Cray, Microsoft to Deliver Supercomputer-as-a-Service on Azure Cloud
Today’s topics include Cray and Microsoft’s supercomputer-as-a-service partnership; Cisco’s acquisition of cloud communications vendor BroadSoft; Alphabet’s Project Loon delivering wireless communication to Puerto Rico; and the launch of Pay with Google.
Announced Oct. 23, Cray will be furnishing Microsoft's cloud with supercomputing systems, allowing Microsoft Azure cloud customers to accelerate their high-performance computing workloads.
With the new supercomputer as a service, "customers can get a dedicated Cray XC or CS series supercomputer in Azure to run HPC and [artificial intelligence] applications alongside their other cloud workloads directly on the Azure network,” said Jason Zander, corporate vice president of the Microsoft Azure Team.
According to Peter Ungaro, president and CEO of Cray, the arrival of his company's high-end systems on Microsoft's cloud makes supercomputing attainable to more enterprises.
Cray's technology integrates with Azure Virtual Machines on the computing front and Data Lake for storage. The systems will also support Microsoft's AI platform and Azure Machine Learning.
Cisco announced on Oct. 23 the $1.9 billion acquisition of cloud communications vendor BroadSoft as it continues its transformation to a more cloud-centric company.
BroadSoft has partnered with more than 450 telecommunications companies in 80 countries to bring its products to more than 19 million customers globally.

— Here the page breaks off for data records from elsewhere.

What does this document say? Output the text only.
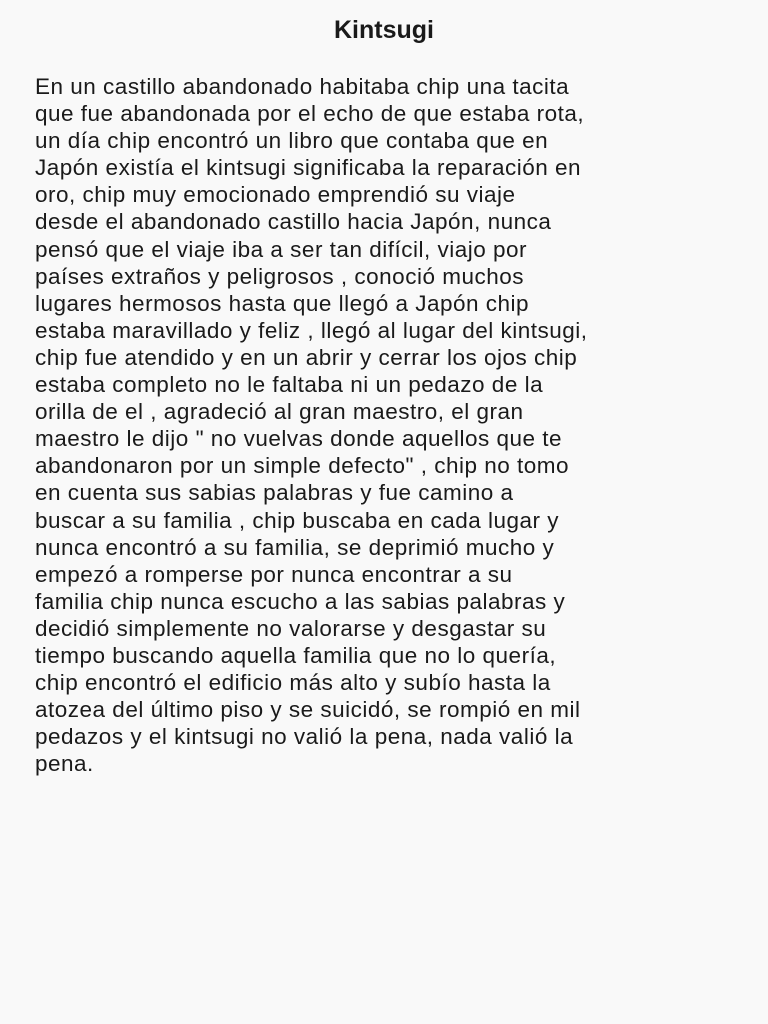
Kintsugi
En un castillo abandonado habitaba chip una tacita
que fue abandonada por el echo de que estaba rota,
un día chip encontró un libro que contaba que en
Japón existía el kintsugi significaba la reparación en
oro, chip muy emocionado emprendió su viaje
desde el abandonado castillo hacia Japón, nunca
pensó que el viaje iba a ser tan difícil, viajo por
países extraños y peligrosos , conoció muchos
lugares hermosos hasta que llegó a Japón chip
estaba maravillado y feliz , llegó al lugar del kintsugi,
chip fue atendido y en un abrir y cerrar los ojos chip
estaba completo no le faltaba ni un pedazo de la
orilla de el , agradeció al gran maestro, el gran
maestro le dijo " no vuelvas donde aquellos que te
abandonaron por un simple defecto" , chip no tomo
en cuenta sus sabias palabras y fue camino a
buscar a su familia , chip buscaba en cada lugar y
nunca encontró a su familia, se deprimió mucho y
empezó a romperse por nunca encontrar a su
familia chip nunca escucho a las sabias palabras y
decidió simplemente no valorarse y desgastar su
tiempo buscando aquella familia que no lo quería,
chip encontró el edificio más alto y subío hasta la
atozea del último piso y se suicidó, se rompió en mil
pedazos y el kintsugi no valió la pena, nada valió la
pena.
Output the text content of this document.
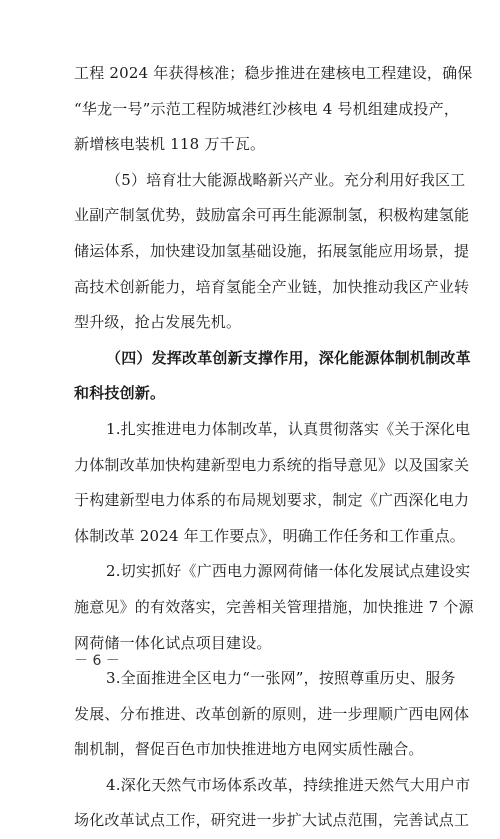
工程 2024 年获得核准；稳步推进在建核电工程建设，确保
“华龙一号”示范工程防城港红沙核电 4 号机组建成投产，
新增核电装机 118 万千瓦。
（5）培育壮大能源战略新兴产业。充分利用好我区工
业副产制氢优势，鼓励富余可再生能源制氢，积极构建氢能
储运体系，加快建设加氢基础设施，拓展氢能应用场景，提
高技术创新能力，培育氢能全产业链，加快推动我区产业转
型升级，抢占发展先机。
（四）发挥改革创新支撑作用，深化能源体制机制改革
和科技创新。
1.扎实推进电力体制改革，认真贯彻落实《关于深化电
力体制改革加快构建新型电力系统的指导意见》以及国家关
于构建新型电力体系的布局规划要求，制定《广西深化电力
体制改革 2024 年工作要点》，明确工作任务和工作重点。
2.切实抓好《广西电力源网荷储一体化发展试点建设实
施意见》的有效落实，完善相关管理措施，加快推进 7 个源
网荷储一体化试点项目建设。
3.全面推进全区电力“一张网”，按照尊重历史、服务
发展、分布推进、改革创新的原则，进一步理顺广西电网体
制机制，督促百色市加快推进地方电网实质性融合。
4.深化天然气市场体系改革，持续推进天然气大用户市
场化改革试点工作，研究进一步扩大试点范围，完善试点工
－ 6 －
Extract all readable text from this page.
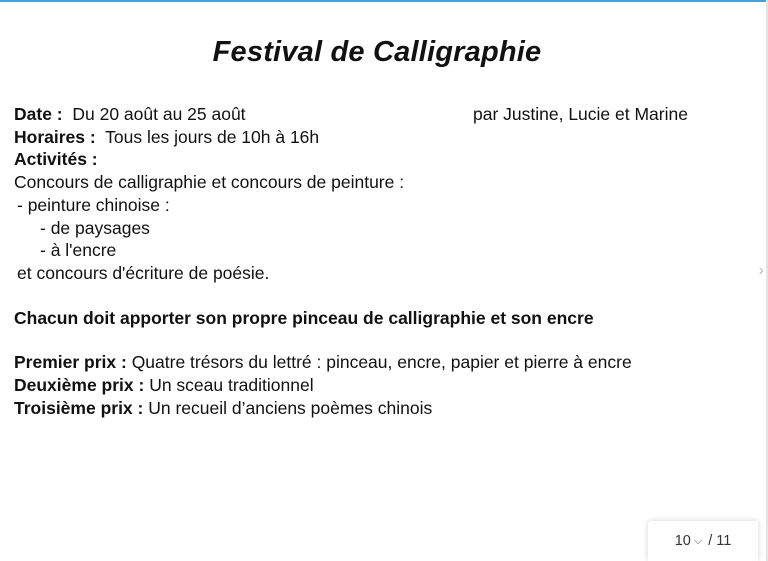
Festival de Calligraphie
par Justine, Lucie et Marine
Date :  Du 20 août au 25 août
Horaires :  Tous les jours de 10h à 16h
Activités :
Concours de calligraphie et concours de peinture :
- peinture chinoise :
- de paysages
- à l'encre
et concours d'écriture de poésie.
Chacun doit apporter son propre pinceau de calligraphie et son encre
Premier prix : Quatre trésors du lettré : pinceau, encre, papier et pierre à encre
Deuxième prix : Un sceau traditionnel
Troisième prix : Un recueil d’anciens poèmes chinois
›
10 ⌵ / 11
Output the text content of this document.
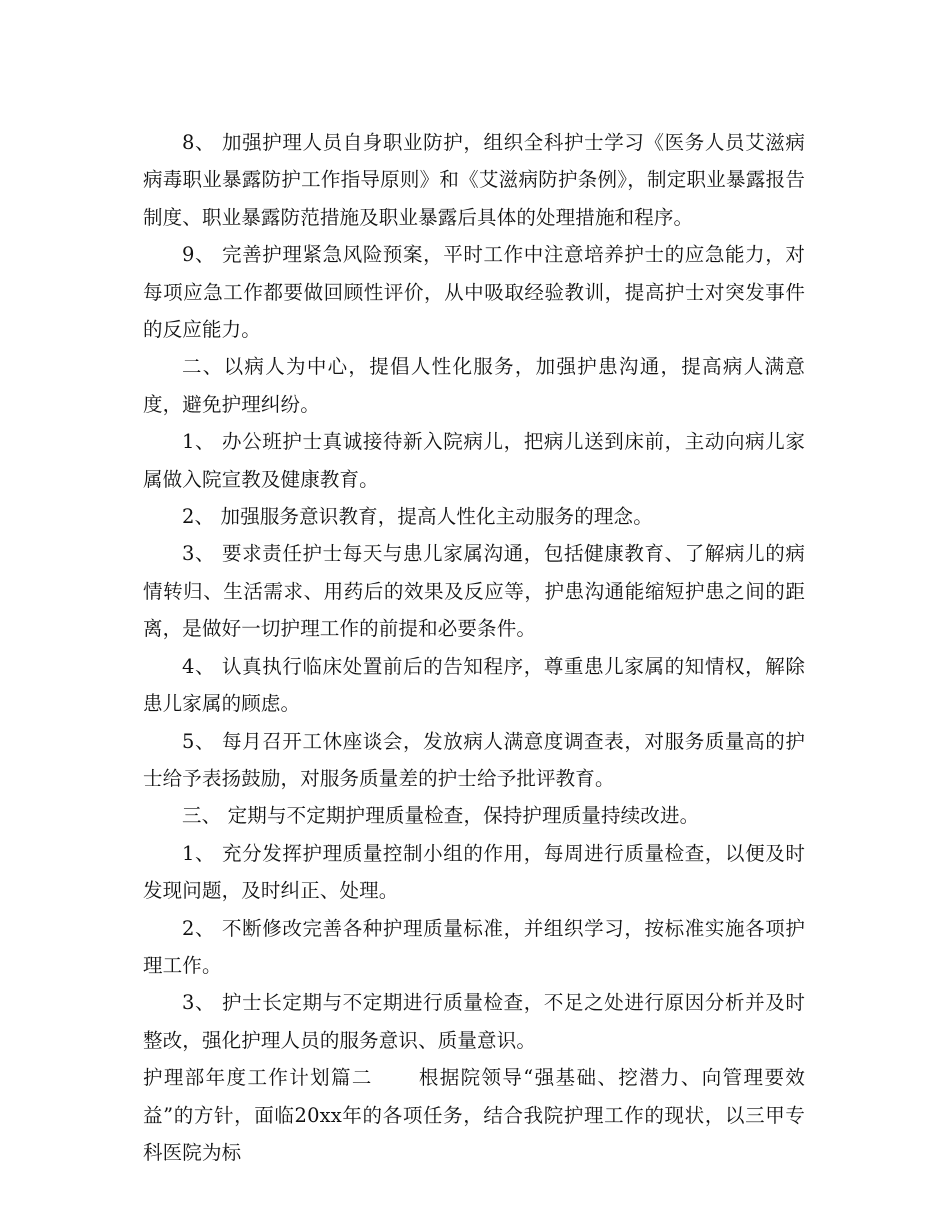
8、 加强护理人员自身职业防护，组织全科护士学习《医务人员艾滋病病毒职业暴露防护工作指导原则》和《艾滋病防护条例》，制定职业暴露报告制度、职业暴露防范措施及职业暴露后具体的处理措施和程序。

9、 完善护理紧急风险预案，平时工作中注意培养护士的应急能力，对每项应急工作都要做回顾性评价，从中吸取经验教训，提高护士对突发事件的反应能力。

二、以病人为中心，提倡人性化服务，加强护患沟通，提高病人满意度，避免护理纠纷。

1、 办公班护士真诚接待新入院病儿，把病儿送到床前，主动向病儿家属做入院宣教及健康教育。

2、 加强服务意识教育，提高人性化主动服务的理念。

3、 要求责任护士每天与患儿家属沟通，包括健康教育、了解病儿的病情转归、生活需求、用药后的效果及反应等，护患沟通能缩短护患之间的距离，是做好一切护理工作的前提和必要条件。

4、 认真执行临床处置前后的告知程序，尊重患儿家属的知情权，解除患儿家属的顾虑。

5、 每月召开工休座谈会，发放病人满意度调查表，对服务质量高的护士给予表扬鼓励，对服务质量差的护士给予批评教育。

三、 定期与不定期护理质量检查，保持护理质量持续改进。

1、 充分发挥护理质量控制小组的作用，每周进行质量检查，以便及时发现问题，及时纠正、处理。

2、 不断修改完善各种护理质量标准，并组织学习，按标准实施各项护理工作。

3、 护士长定期与不定期进行质量检查，不足之处进行原因分析并及时整改，强化护理人员的服务意识、质量意识。

护理部年度工作计划篇二 根据院领导“强基础、挖潜力、向管理要效益”的方针，面临20xx年的各项任务，结合我院护理工作的现状，以三甲专科医院为标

After the deal closes in the first quarter of 2018, BroadSoft employees will be folded into Cisco’s UC Technology Group.
Cloud unified communications market penetration will jump almost six-fold between 2015 and 2020, creating demand for platforms that enable increasingly mobile workers to collaborate from anywhere and on any device.
“We chose BroadSoft as it provides a portfolio of cloud collaboration platforms and business applications, which strengthen our cloud investments and ability to deliver collaboration solutions to our global telecom provider customers,” said Rob Salvagno, Cisco vice president of corporate development.
Over a month after Hurricane Maria devastated Puerto Rico, much less than half of the island’s cell service is operational, which makes sending relief or providing emergency care impossible in some areas.
Less than two weeks after the FCC issued Alphabet's X group an experimental license to operate its Project Loon balloon-borne wireless platform over Puerto Rico, balloons are already floating over the island and starting to provide communications.
“Working with AT&T, Project Loon is now supporting basic communication and internet activities,” said Alastair Westgarth, head of Project Loon.
“Project Loon is still an experimental technology and we’re not quite sure how well it will work, but we hope it helps get people the information and communication they need to get through this unimaginably difficult time,” he added.
Pay with Google, a service that Google announced at its I/O event in May, has officially gone live. With the new service, people can now pay for purchases made on the mobile Web or from within mobile applications using verified credit or debit cards saved to their Google account.
When buyers choose to pay with Google at a merchant's online checkout page, Google will send the merchant the buyer's stored payment information and shipping address.
The merchant then handles the transaction like any other credit or debit card transaction. Pay with Google eliminates the step of filling out payment information and forms, thus speeding up the checkout process.
"If you’ve ever paid for something on your phone or tablet, you know just how frustrating checkout can be," noted Pali Bhat, vice president of products at Google's Payments group. “The new payment option [enables] users to complete purchases with just a few clicks.”